Upon executing the command, a table with a level surface will be generated. To proceed further, navigate to the Home ribbon and click on the option labeled as “Close and Load”. Consequently, the amassed data will be automatically transferred to a new sheet in the Excel document.

Moving on to the exciting segment, include new information into your origin table, such as…

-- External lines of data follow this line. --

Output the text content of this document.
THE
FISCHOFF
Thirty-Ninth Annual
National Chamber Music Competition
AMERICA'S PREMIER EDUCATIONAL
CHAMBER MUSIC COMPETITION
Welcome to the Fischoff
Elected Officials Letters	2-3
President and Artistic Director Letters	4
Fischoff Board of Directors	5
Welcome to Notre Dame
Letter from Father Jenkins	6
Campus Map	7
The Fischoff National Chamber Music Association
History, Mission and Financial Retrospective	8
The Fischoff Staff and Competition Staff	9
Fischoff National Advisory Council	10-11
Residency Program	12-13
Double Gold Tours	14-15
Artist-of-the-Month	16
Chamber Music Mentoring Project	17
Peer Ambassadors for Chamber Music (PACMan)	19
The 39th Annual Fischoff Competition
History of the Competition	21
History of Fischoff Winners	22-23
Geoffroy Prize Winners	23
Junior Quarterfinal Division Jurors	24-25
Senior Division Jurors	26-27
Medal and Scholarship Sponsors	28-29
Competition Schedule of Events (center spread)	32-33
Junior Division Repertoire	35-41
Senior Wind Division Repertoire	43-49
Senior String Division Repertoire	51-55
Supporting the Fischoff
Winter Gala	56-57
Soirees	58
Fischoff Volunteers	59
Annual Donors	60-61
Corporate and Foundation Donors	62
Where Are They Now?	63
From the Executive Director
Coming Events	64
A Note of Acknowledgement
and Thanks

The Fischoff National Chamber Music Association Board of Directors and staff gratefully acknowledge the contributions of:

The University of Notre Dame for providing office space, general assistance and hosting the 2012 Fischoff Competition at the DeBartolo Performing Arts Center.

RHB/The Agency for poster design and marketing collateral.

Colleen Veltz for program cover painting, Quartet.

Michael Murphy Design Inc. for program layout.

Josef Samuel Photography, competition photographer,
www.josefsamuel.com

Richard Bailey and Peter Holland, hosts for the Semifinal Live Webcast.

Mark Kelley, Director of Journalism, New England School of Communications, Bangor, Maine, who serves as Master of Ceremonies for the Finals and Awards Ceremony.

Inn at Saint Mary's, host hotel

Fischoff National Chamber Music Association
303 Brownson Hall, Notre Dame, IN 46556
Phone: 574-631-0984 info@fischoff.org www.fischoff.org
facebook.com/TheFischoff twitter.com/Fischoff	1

Navigate to the sheet containing the Power Query result table and select the “Refresh all” option from the Data ribbon. A notification similar to the following will appear:

Power Query has the capacity to be used multiple times, and it can also be connected to data that changes dynamically.


Solution 3:


Instead of relying solely on VBA, PowerQuery, and other one-time solutions, consider utilizing INDEX(MATCH(…)) to create a more dynamic table that can be updated regularly.


Solution 4:

With the incorporation of the LET feature and
dynamic arrays
, it becomes possible to achieve this resolution without using VBA.

=LET(data,B2:E5,
     dataRows,ROWS(data),
     dataCols,COLUMNS(data),
     rowHeaders,OFFSET(data,0,-1,dataRows,1),
     colHeaders,OFFSET(data,-1,0,1,dataCols),
     dataIndex,SEQUENCE(dataRows*dataCols),
     rowIndex,MOD(dataIndex-1,dataRows)+1,
     colIndex,INT((dataIndex-1)/dataRows)+1,
     dataColumn, IF(INDEX(data,rowIndex,colIndex)="","",INDEX(data,rowIndex,colIndex)),
     unfiltered, CHOOSE({1,2,3},INDEX(rowHeaders,rowIndex),INDEX(colHeaders,colIndex), dataColumn),
     filtered, FILTER(unfiltered, dataColumn<>""),
     unfiltered)

To display all items, including those without data, the last parameter should not be modified. However, if you wish to remove the empty fields, set the final parameter to “filtered”.